Once the cell has moved through and the warning has expired for your area, two clocks start: a safety clock, and a documentation clock. They run in parallel.
Safety first. If you see downed wires, leaning trees over power lines, debris on the roof, or pooling water near electrical service, stay out and call the appropriate utility or municipal emergency line. Do not photograph anything you have to enter unsafe space to capture.
Once safe, document before you clean. The Insurance Bureau of Canada is unambiguous on this sequence: photograph or video damage thoroughly, take an inventory of affected items, and hold onto damaged items unless they are dangerous. Receipts for emergency repairs, cleanup, and temporary accommodation are typically reimbursable under standard policies. The order matters. Mitigation done before documentation can complicate or even disqualify a claim, because the adjuster cannot independently verify the original loss.

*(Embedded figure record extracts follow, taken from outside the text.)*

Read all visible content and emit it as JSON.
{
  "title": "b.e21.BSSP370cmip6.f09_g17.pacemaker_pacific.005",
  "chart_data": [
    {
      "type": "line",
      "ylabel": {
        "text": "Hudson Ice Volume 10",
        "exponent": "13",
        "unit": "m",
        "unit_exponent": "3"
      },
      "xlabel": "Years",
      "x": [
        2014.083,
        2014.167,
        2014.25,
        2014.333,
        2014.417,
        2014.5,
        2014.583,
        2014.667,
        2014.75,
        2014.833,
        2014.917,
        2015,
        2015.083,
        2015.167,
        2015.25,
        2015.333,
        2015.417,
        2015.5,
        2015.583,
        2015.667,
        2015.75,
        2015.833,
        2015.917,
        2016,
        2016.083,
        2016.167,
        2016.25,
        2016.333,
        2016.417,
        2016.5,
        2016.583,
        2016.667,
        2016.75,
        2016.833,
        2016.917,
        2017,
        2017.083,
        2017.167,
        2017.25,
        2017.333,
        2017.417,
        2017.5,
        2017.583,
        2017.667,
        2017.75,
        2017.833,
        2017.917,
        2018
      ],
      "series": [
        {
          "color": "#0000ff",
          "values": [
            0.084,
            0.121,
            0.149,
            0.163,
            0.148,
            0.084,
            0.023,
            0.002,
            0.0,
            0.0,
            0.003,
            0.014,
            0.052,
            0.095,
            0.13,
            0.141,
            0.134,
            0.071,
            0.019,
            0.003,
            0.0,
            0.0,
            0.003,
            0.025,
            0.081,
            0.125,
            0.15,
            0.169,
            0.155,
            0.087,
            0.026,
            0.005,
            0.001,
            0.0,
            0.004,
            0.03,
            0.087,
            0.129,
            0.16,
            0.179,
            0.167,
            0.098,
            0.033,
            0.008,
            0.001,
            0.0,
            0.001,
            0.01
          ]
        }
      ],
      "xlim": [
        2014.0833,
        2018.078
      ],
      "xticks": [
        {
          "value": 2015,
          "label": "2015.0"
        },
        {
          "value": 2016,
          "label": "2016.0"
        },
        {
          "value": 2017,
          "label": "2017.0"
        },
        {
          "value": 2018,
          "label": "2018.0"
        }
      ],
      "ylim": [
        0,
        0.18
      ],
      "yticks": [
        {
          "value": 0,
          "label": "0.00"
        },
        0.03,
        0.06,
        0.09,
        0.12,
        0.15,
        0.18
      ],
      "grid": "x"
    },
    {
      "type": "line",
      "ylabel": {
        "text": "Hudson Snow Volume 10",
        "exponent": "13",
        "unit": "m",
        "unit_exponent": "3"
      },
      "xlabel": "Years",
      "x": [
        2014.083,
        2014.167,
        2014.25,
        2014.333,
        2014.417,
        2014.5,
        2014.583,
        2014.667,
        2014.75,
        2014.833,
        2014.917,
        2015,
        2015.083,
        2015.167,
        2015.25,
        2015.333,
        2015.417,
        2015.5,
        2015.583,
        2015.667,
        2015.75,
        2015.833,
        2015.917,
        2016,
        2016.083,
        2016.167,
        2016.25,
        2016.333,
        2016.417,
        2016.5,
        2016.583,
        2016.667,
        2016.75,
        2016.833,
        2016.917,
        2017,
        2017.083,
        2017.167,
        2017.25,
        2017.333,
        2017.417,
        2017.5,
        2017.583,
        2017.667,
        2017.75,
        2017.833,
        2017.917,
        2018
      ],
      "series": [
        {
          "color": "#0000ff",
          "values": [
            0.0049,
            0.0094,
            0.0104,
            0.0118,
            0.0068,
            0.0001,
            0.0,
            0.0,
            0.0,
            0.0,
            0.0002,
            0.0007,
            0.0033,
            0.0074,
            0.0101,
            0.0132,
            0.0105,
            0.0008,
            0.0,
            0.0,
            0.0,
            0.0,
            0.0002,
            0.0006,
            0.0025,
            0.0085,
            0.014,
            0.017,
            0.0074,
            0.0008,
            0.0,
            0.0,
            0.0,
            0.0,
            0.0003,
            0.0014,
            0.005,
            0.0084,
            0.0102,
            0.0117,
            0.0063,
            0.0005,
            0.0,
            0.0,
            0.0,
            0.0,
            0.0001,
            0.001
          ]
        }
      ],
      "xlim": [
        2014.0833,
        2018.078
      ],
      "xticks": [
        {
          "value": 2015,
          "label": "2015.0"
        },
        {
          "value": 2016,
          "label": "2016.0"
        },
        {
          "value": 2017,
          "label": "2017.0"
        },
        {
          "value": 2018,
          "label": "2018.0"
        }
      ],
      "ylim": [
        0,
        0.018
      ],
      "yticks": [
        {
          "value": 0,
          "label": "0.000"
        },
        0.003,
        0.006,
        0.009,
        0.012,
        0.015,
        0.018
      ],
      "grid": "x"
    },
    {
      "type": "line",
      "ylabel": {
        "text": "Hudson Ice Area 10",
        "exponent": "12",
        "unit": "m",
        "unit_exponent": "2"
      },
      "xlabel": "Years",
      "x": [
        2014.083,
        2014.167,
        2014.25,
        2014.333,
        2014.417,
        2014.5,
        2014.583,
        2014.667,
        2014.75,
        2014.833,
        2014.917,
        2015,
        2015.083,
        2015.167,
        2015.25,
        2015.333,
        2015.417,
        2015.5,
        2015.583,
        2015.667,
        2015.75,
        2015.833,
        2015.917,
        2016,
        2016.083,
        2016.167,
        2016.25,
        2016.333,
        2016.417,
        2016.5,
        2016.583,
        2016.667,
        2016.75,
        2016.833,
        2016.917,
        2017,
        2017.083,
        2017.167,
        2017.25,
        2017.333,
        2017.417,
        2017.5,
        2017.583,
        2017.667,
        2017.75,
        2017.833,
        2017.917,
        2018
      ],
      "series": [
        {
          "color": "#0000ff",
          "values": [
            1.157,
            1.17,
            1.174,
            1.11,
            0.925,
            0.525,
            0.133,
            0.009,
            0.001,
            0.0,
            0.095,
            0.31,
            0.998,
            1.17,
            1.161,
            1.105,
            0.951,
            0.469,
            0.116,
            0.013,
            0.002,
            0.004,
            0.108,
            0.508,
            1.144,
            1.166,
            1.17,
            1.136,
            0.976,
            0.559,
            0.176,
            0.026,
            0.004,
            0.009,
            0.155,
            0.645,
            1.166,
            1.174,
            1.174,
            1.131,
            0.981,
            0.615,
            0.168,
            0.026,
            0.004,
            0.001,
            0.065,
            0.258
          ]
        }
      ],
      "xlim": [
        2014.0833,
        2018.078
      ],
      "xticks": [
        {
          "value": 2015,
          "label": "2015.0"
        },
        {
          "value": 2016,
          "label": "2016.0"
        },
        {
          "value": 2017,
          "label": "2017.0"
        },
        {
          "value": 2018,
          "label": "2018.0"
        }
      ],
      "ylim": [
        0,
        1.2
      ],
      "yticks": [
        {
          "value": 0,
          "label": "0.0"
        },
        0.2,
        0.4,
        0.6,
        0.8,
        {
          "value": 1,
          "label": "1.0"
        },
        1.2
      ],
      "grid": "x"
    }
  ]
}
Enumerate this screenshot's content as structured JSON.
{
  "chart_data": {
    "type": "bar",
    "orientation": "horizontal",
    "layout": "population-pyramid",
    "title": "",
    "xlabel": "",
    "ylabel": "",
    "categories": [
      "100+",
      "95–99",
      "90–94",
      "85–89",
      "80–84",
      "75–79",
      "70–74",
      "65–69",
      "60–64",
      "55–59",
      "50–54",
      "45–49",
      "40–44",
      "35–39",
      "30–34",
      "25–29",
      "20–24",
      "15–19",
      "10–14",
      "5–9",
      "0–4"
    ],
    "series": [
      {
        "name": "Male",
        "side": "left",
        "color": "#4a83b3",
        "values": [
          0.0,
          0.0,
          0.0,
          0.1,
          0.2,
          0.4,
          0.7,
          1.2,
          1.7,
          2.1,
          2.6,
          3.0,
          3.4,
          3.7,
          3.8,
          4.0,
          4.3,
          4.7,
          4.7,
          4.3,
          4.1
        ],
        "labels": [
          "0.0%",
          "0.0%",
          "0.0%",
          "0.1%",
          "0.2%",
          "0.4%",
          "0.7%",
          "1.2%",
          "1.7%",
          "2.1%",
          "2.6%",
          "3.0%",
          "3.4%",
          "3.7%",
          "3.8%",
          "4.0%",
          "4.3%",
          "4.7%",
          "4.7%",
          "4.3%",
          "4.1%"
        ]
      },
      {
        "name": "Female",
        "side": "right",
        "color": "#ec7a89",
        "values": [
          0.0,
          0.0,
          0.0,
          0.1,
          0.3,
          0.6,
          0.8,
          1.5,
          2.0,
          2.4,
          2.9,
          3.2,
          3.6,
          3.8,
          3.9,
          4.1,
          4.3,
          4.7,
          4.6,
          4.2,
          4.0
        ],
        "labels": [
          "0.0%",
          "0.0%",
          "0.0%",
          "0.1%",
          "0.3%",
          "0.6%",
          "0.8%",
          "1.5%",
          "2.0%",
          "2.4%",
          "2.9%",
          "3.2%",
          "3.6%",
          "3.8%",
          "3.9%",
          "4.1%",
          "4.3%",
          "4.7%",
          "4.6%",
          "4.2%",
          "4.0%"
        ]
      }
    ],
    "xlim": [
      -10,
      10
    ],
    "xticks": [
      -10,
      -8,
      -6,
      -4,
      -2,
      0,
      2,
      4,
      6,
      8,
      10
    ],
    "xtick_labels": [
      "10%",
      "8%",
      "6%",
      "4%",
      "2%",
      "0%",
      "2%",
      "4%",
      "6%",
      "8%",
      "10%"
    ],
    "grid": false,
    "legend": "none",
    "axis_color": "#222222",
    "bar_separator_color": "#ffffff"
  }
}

One coverage nuance worth saying plainly. Standard home insurance generally covers wind, hail, fire and lightning damage. Overland flooding and sewer backup are usually optional add-ons. If your loss is water entering through a wind-damaged roof, that is usually a wind claim. If it is groundwater coming up through a basement floor drain, that is usually a sewer-backup or overland-water claim — and only if you have the endorsement. Knowing which bucket your loss falls into before you call will speed the conversation.
A reasonable mitigation step — tarping a roof breach, redirecting water away from an active leak, removing soaked drywall to slow mould growth — is not just allowed; it is generally expected. Take photos of the damage first, take photos of the mitigation step, and keep the receipts. Skipping mitigation can hurt your claim. So can skipping the photos.